While they were both still in office, former Commissioner Kroes met with Hillary Clinton to discuss their funding schemes. But sources say the Commission never agreed to team up with the State Department on a joint internet freedom grant.
Kroes was hit with criticism in 2011 when she chose as an unpaid advisor to No Disconnect the controversial former German defence minister Karl-Theodor zu Guttenberg shortly after he stepped down from office.
Guttenberg, who has been based in the US for several years, told EURACTIV he set up Kroes’ meeting with Clinton.
Among the more than 150 meetings he held as an advisor for No Disconnect, Guttenberg lists talks with former Swedish foreign minister Carl Bildt and Jonathan Luff, then-digital advisor to David Cameron. He also takes credit for organising Kroes’ meetings with opposition leaders and dissidents during her visit to Cairo in 2013. Guttenberg said he connected with mostly US-based NGOs and companies, including the Electronic Frontier Foundation, Google and Facebook.
According to Guttenberg, the Commission didn’t follow up on a partnership on internet freedom he tried to set up between the EU executive, Stanford University and the Hague Institute for Global Justice. “Stanford and The Hague delivered quickly as opposed to the European Commission,” he wrote in an email.
Guttenberg stayed on as an advisor for No Disconnect for under one year. Like others who were involved in the programme, he complains that coordination was weak and there weren’t many results to show.
“Neelie Kroes showed admirable commitment. But all in all the European Commission was inefficient – too many players and DGs involved. Too slow,” Guttenberg said.
Although he did not receive a salary for advising on No Disconnect, a freedom of information request from NGO European Digital Rights reveals that the Commission reimbursed Guttenberg for more than €25,000 in travel expenses between November 2011 and June 2012.
The European Commission’s slow pace in managing No Disconnect has also drawn criticism from the European Parliament.
Dutch MEP Marietje Schaake (ALDE) tabled a digital freedom strategy in 2011 that included measures for an internet freedom fund. The strategy was adopted by the Parliament the same month the Commission announced No Disconnect. Two years later, Schaake accompanied Kroes on her mission to Cairo.
“If putting the No Disconnect strategy on the back burner or having it quietly disappear is an indicator of a lack of commitment by the Commission and the External Action Service, I think it’s a serious problem,” Schaake said.

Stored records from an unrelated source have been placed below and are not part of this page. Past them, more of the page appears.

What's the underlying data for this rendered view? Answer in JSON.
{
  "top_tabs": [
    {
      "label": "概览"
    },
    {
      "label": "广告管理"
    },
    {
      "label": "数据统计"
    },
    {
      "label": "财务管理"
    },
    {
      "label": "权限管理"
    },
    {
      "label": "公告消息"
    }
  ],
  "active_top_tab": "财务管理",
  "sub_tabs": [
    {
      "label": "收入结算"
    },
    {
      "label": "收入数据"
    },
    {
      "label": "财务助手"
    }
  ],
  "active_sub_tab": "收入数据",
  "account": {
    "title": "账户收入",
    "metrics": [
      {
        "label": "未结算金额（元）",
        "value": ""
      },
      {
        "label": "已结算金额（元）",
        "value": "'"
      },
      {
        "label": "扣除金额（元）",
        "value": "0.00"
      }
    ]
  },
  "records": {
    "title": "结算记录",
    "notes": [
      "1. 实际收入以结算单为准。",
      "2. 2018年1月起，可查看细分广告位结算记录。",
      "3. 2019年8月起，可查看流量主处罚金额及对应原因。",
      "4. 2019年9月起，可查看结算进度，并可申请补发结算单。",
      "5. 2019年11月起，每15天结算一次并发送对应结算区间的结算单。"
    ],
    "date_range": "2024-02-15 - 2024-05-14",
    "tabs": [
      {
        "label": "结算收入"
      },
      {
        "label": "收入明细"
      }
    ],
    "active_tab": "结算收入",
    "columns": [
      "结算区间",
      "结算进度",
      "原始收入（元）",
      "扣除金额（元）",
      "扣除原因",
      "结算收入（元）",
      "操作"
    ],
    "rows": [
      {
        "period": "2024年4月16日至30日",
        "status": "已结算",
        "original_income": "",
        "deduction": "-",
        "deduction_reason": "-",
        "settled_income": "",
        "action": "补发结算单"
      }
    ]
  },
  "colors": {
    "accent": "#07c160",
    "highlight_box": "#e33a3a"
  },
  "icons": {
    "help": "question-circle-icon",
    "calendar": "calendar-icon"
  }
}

Schaake told EURACTIV the EU is falling behind on internet freedom. Although the US State Department has given out more grant money for online rights, she says the Snowden revelations about government surveillance undermined its credibility as a champion of internet freedom.
The EU signed off on guidelines in 2014 that cover human rights online, but Schaake said internet freedom still “doesn’t receive the appropriate political leadership or funds”.
“In that sense it’s a missed opportunity,” she added.
While the Commission has other funding tracks to support human rights, there is no other programme that specifically earmarks funds for online rights or monitors internet access restrictions around the world.
With meetings between DGs at a standstill, it’s not clear if No Disconnect will continue: up to now grant funds have come out of the EIDHR and DG CONNECT coordinated meetings on the programme.
According to Leon Willems of Free Press Unlimited, during his work on the ECSA demo there was no sign of how much money the executive might be willing to put into the platform.
“There’s no funding for it as far as we can find out. We didn’t find anyone who said, ‘You’re wrong, there is funding for it,’” Willems said.
Officials who worked on the programme said it would be “difficult” to secure funding for ECSA.
“If the EU is serious about the vital and crucial importance of the internet as the most important information tool in the world today, then DG DEVCO should dramatically increase funding for internet and human rights projects,” he added.